CIA Director Defends Interrogation Techniques, Bypasses Issue of TortureWorld | December 12, 2014, Friday // 11:03| views
The director of the Central Intelligence Agency (CIA) John O. Brennan defended on Thursday CIA officers who had been accused of using brutal interrogation tactics against al-Qaeda suspects.
Brennan described CIA interrogators as “patriots” and criticised only those that went beyond the bounds of the Justice Department rules, The New York Times reports.
In a speech at CIA's headquarters in Langley, Brennan responded to the conclusions of the report of the Senate Intelligence Committee.

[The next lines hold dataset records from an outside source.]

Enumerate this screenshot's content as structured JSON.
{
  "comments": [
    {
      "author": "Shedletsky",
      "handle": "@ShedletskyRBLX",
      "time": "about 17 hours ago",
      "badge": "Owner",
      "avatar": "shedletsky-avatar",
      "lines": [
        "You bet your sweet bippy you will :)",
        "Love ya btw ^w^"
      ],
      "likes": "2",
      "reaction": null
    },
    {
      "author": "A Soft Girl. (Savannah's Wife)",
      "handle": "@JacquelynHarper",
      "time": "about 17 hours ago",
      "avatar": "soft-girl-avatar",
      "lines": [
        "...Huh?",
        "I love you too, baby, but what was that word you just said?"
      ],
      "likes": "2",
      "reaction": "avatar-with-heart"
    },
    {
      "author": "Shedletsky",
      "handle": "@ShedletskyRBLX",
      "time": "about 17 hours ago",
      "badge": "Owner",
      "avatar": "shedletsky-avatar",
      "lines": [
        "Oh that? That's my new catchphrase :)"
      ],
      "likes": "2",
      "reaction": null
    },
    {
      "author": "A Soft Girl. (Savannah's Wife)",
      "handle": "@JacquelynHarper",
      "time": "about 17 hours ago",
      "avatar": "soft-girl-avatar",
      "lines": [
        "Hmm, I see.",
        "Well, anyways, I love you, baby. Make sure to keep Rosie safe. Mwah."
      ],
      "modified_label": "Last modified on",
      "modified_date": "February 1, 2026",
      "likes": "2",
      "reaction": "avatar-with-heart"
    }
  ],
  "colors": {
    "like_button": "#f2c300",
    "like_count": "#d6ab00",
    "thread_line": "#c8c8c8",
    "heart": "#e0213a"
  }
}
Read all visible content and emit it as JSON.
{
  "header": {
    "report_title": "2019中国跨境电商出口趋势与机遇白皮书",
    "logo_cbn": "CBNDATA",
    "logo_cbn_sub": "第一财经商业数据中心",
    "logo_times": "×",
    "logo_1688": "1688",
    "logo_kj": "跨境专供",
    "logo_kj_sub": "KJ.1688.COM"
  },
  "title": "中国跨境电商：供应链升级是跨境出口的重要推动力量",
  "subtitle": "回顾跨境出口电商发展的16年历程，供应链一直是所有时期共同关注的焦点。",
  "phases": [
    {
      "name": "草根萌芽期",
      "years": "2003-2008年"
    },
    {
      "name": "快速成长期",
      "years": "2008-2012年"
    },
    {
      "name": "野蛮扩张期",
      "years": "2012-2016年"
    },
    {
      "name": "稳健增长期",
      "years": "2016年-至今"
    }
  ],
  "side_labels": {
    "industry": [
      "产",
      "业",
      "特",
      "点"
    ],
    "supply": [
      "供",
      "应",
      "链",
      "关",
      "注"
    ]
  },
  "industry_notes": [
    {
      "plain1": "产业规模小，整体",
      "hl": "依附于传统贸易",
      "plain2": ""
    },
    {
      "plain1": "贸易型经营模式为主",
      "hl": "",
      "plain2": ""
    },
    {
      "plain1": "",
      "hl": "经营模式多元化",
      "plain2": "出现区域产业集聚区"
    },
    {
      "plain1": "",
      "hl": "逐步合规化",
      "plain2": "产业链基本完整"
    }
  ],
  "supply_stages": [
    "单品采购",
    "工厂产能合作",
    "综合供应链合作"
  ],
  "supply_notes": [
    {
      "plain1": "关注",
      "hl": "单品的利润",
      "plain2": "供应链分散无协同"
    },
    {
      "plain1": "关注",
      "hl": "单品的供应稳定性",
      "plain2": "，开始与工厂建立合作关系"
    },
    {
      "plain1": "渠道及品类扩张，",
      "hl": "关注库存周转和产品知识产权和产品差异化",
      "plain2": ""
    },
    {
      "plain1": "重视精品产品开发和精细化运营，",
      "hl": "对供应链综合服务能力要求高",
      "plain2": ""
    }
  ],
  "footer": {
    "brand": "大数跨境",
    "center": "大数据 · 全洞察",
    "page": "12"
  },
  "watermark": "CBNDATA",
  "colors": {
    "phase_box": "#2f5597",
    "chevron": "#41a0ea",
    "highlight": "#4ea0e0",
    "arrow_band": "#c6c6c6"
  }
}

The report concluded that the CIA detention programme had gathered little valuable information, and that the CIA had deceived the White House and Congress on the efficacy of the programme.
Brennan said that the detention programme had value, even if it is “unknowable” whether useful information was obtained as the result of the use of brutal interrogation tactics.
US President Barack Obama had previously condemned the use of interrogation techniques such as waterboarding, shackling prisoners in painful positions, and locking them in coffin-like boxes, as these amounted to torture.
Brennan refused to label these tactics as torture, contradicting an earlier statement in 2009, when serving as Obama's top counterterrorism adviser he had said that the use of interrogation methods such as waterboarding were not in line with the values and ideals of the US.
The director praised the response of the CIA to the 11 September 2001 attacks, while agreeing with the conclusions of the Senate Intelligence Committee that the agency was unprepared for its new role and performed poor supervision of the detention programme in its first years.
While Brennan acknowledged the efforts behind the Senate report, he criticised the investigation as “flawed”, “partisan” and “frustrating” and pointed to several disagreements he had with the conclusions.
With taking this stance on the efficacy of the interrogation tactics, Brennan tried to appeal to both Senate Democrats who argued that the brutal techniques were useless in preventing major terror plots or capturing leaders of al-Qaeda, and former CIA officials who said that these methods were central to counterterrorism successes since 2001.
Brennan said that in a few cases interrogators had used methods that had not been authorised, but the majority of the officers carried out their duties according to the legal and policy guidance they had been provided with.
White House officials claim that the CIA director, who has been one of the closest advisers of Obama, still retains the confidence of the president.
The press secretary of the White House John Earnest said on Thursday that Brennan was a “patriot”.
One of Brennan's predecessors, former CIA director Leon Panetta has been more vocal in his criticism against the interrogation tactics, condemning them as torture.